As I launch my own solo performance career, I am inspired and intimidated by this Oscar, Tony, Emmy, and Grammy winner's virtuoso display. Of course, it doesn't help build my confidence that I don't sing or dance, act, or have as still gorgeous legs as Rita Moreno--nor as colorful a life as this woman with 74 years in show business and still counting. She recently took on the role of Fran Drescher's mother in the new sitcom, Happily Divorced--and there's no doubt in my mind, or in the mind of any other audience member last night, that her first solo performance will eventually sellout on Broadway. Brilliantly piecing together segments from the tapestry of her life is her co-creator, the Berkeley Rep artistic director, Tony Taccone, whom she credits with talking her into the project two years ago, after she originally turned him down five years ago. He convinced her that, at 77 then, she had better get on with it.

The mark of success in any performance art is to leave the audience wanting more. Afterwards, I was Googling like crazy, trying to fill in some of the rest of the story. But I guess I'll have to wait for Rita Moreno's promised memoir. Though I admire her classiness and grace in refusing to dish very much dirt, I really would like to know exactly how she went about trying and succeeding in making Marlon Brando jealous by dating Elvis Presley. I never knew she was in a tumultuous five year relationship with Brando while still in her twenties. She eventually had a forty-five year marriage with Leonard Gordon, who died last year at the age of ninety.

The most astonishing thing about this one woman show isn't that a woman who will be eighty in three months is starring in it, but rather than for most of her commanding, adorable presence on stage, you can't even remember how long she's been around. There's a newness, a childlike sense of wonder, the energy and charisma of someone who is immensely talented and just starting out in a fantastic career that will lead to inevitable stardom. I'd be willing to bet that in the next few years, many performers half her age, seeing this show will be saying to themselves, "I wish I could walk out on a stage and do that."

And Rita Moreno also gets off some great one liners. At one point, she talks about Betty Wand, who dubbed one of her songs in West Side Story because Rita couldn't hit the lowest notes, but then went on to claim she did all of the other songs, too.

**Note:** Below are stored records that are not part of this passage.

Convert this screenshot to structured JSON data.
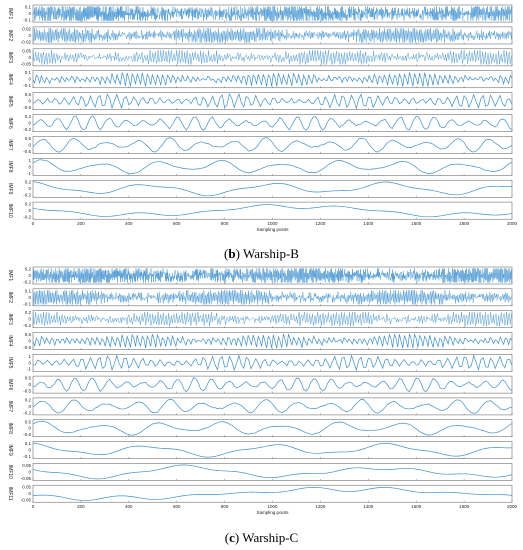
{
  "figure": {
    "panels": [
      {
        "caption_letter": "b",
        "caption_text": " Warship-B"
      },
      {
        "caption_letter": "c",
        "caption_text": " Warship-C"
      }
    ]
  },
  "chart_data": [
    {
      "type": "line",
      "title": "(b) Warship-B",
      "xlabel": "Sampling points",
      "xlim": [
        0,
        2000
      ],
      "xticks": [
        0,
        200,
        400,
        600,
        800,
        1000,
        1200,
        1400,
        1600,
        1800,
        2000
      ],
      "color": "#3a8fd0",
      "series": [
        {
          "name": "IMF1",
          "yticks": [
            "0.1",
            "0",
            "-0.1"
          ],
          "amplitude": 0.06,
          "cycles": 480,
          "noise": 0.9
        },
        {
          "name": "IMF2",
          "yticks": [
            "0.02",
            "0",
            "-0.02"
          ],
          "amplitude": 0.012,
          "cycles": 300,
          "noise": 0.6
        },
        {
          "name": "IMF3",
          "yticks": [
            "0.05",
            "0",
            "-0.05"
          ],
          "amplitude": 0.03,
          "cycles": 180,
          "noise": 0.5
        },
        {
          "name": "IMF4",
          "yticks": [
            "0.1",
            "0",
            "-0.1"
          ],
          "amplitude": 0.05,
          "cycles": 95,
          "noise": 0.3
        },
        {
          "name": "IMF5",
          "yticks": [
            "0.5",
            "0",
            "-0.5"
          ],
          "amplitude": 0.3,
          "cycles": 55,
          "noise": 0.2
        },
        {
          "name": "IMF6",
          "yticks": [
            "0.2",
            "0",
            "-0.2"
          ],
          "amplitude": 0.14,
          "cycles": 28,
          "noise": 0.15
        },
        {
          "name": "IMF7",
          "yticks": [
            "0.5",
            "0",
            "-0.5"
          ],
          "amplitude": 0.3,
          "cycles": 15,
          "noise": 0.1
        },
        {
          "name": "IMF8",
          "yticks": [
            "1",
            "0",
            "-1"
          ],
          "amplitude": 0.6,
          "cycles": 8,
          "noise": 0.05
        },
        {
          "name": "IMF9",
          "yticks": [
            "0.2",
            "0",
            "-0.2"
          ],
          "amplitude": 0.12,
          "cycles": 4,
          "noise": 0
        },
        {
          "name": "IMF10",
          "yticks": [
            "0.2",
            "0",
            "-0.2"
          ],
          "amplitude": 0.1,
          "cycles": 1.5,
          "noise": 0
        }
      ]
    },
    {
      "type": "line",
      "title": "(c) Warship-C",
      "xlabel": "Sampling points",
      "xlim": [
        0,
        2000
      ],
      "xticks": [
        0,
        200,
        400,
        600,
        800,
        1000,
        1200,
        1400,
        1600,
        1800,
        2000
      ],
      "color": "#3a8fd0",
      "series": [
        {
          "name": "IMF1",
          "yticks": [
            "0.2",
            "0",
            "-0.2"
          ],
          "amplitude": 0.12,
          "cycles": 480,
          "noise": 0.9
        },
        {
          "name": "IMF2",
          "yticks": [
            "0.1",
            "0",
            "-0.1"
          ],
          "amplitude": 0.05,
          "cycles": 300,
          "noise": 0.6
        },
        {
          "name": "IMF3",
          "yticks": [
            "0.2",
            "0",
            "-0.2"
          ],
          "amplitude": 0.1,
          "cycles": 180,
          "noise": 0.5
        },
        {
          "name": "IMF4",
          "yticks": [
            "0.5",
            "0",
            "-0.5"
          ],
          "amplitude": 0.25,
          "cycles": 95,
          "noise": 0.3
        },
        {
          "name": "IMF5",
          "yticks": [
            "1",
            "0",
            "-1"
          ],
          "amplitude": 0.5,
          "cycles": 55,
          "noise": 0.2
        },
        {
          "name": "IMF6",
          "yticks": [
            "0.5",
            "0",
            "-0.5"
          ],
          "amplitude": 0.3,
          "cycles": 28,
          "noise": 0.15
        },
        {
          "name": "IMF7",
          "yticks": [
            "0.2",
            "0",
            "-0.2"
          ],
          "amplitude": 0.12,
          "cycles": 15,
          "noise": 0.1
        },
        {
          "name": "IMF8",
          "yticks": [
            "0.5",
            "0",
            "-0.5"
          ],
          "amplitude": 0.3,
          "cycles": 8,
          "noise": 0.05
        },
        {
          "name": "IMF9",
          "yticks": [
            "0.1",
            "0",
            "-0.1"
          ],
          "amplitude": 0.06,
          "cycles": 4,
          "noise": 0
        },
        {
          "name": "IMF10",
          "yticks": [
            "0.05",
            "0",
            "-0.05"
          ],
          "amplitude": 0.03,
          "cycles": 2.5,
          "noise": 0
        },
        {
          "name": "IMF11",
          "yticks": [
            "0.05",
            "0",
            "-0.05"
          ],
          "amplitude": 0.03,
          "cycles": 1,
          "noise": 0
        }
      ]
    }
  ]
}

With an arch of her eyebrow and ironic shrug of her still beautiful shoulders, Rita Moreno says, "May she rest in peace.." hold for a sweet pause, then, "Of course she's still alive."
Since she has already won the four top entertainment awards, they really have to invent a new one for this.

I'm not even sure I'm going to try to explain, or even could if I wanted to, my rather contradictory reaction to this amazing performance: It has made me feel older than I really am, and at the same time, a lot younger.